Image credit: SenticNet (A sketch of SenticNet 5’s graph showing part of the semantic network for the primitive INTACT taken from SenticNet 5: Discovering Conceptual Primitives for Sentiment Analysis by Means of Context Embeddings, by Erik Cambria, Soujanya Poria, Devamanyu Hazarika, Kenneth Kwok/ Copyright 2018, Association for the Advancement of Artificial Intelligence)

Current applications

SenticNet’s research is being applied in several projects spanning from fundamental knowledge representation problems to applications of commonsense reasoning in contexts such as big social data analysis and human-computer interaction.

For instance, a project in collaboration with Prof. Roy Welsch from MIT Sloan School of Management focuses on natural language based financial forecasting (NLFF). Markets are driven by sentiments. Understanding those sentiments from data can be used for predicting market movements.
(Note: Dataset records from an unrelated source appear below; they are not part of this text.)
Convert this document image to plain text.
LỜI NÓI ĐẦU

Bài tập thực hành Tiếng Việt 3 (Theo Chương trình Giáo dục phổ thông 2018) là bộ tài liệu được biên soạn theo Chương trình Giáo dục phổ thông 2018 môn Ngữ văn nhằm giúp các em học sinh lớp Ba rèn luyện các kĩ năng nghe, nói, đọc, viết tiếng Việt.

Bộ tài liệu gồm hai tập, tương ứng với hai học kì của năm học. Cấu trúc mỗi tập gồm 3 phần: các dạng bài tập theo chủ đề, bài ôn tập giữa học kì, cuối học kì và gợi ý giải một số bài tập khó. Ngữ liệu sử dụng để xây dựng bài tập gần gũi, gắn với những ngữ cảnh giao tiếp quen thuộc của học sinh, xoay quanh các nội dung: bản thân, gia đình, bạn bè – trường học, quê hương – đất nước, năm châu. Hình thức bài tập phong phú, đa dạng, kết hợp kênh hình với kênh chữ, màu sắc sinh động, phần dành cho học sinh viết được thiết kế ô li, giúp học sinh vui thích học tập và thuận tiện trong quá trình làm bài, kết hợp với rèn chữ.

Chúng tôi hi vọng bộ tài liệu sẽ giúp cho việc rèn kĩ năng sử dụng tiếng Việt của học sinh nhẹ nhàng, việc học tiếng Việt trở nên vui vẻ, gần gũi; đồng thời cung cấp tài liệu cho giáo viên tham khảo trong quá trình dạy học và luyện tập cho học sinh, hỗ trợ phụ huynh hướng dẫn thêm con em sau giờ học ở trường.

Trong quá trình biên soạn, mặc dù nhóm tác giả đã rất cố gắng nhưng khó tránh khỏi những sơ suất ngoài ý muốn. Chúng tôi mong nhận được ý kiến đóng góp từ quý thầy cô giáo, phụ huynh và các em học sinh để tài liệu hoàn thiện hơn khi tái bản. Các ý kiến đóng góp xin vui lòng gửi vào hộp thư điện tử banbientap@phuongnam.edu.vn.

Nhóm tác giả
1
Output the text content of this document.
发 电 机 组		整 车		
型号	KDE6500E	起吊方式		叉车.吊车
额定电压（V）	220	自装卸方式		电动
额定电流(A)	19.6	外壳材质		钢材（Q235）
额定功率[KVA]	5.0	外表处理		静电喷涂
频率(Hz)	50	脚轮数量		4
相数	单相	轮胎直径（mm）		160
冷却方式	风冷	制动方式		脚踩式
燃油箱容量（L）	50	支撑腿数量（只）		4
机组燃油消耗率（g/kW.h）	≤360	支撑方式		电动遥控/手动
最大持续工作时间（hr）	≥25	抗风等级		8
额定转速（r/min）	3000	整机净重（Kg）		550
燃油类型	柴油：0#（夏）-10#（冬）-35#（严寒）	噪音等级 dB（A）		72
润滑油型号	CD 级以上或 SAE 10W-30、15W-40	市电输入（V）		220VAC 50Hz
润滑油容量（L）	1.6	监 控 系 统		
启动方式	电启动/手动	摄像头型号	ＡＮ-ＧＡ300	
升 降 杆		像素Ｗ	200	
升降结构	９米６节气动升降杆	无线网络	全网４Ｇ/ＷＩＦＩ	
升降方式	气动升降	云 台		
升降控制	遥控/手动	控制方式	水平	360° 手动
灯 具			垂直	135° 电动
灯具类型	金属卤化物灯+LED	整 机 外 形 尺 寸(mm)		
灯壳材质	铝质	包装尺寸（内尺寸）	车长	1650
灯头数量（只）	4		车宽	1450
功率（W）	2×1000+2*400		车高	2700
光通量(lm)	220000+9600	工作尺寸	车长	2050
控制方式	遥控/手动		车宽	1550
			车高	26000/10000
SenticNet is also developing tools that allow patients to easily and efficiently measure their health related quality of life and improving human-computer interaction (HCI) by developing dialogue systems with commonsense.

Another project, called PONdER (Public Opinion of Nuclear Energy) aims to collect, aggregate, and analyse opinions towards nuclear energy in different languages and across Singapore, Malaysia, Indonesia, Thailand, and Vietnam. Understanding how the public perceives nuclear energy in the region enables policymakers to make informed national policies and decisions pertaining to nuclear energy, as well as shape communication strategies to inform the public about nuclear energy.

Dr. Cambria said that personally he is more interested in the fundamental problems of AI and sentiment analysis. For example, solving the symbol grounding problem or building machines that can really understand language (IQ), emotions (EQ), and culture (CQ).

“Today, we still don’t have machines that really understand natural language. Siri does not understand natural language, Watson is an amazing answering machine but it does not understand language. At SenticNet, we want to go beyond rule-based and stats-based systems. What we are working on is not really NLP research anymore; it is natural language understanding.”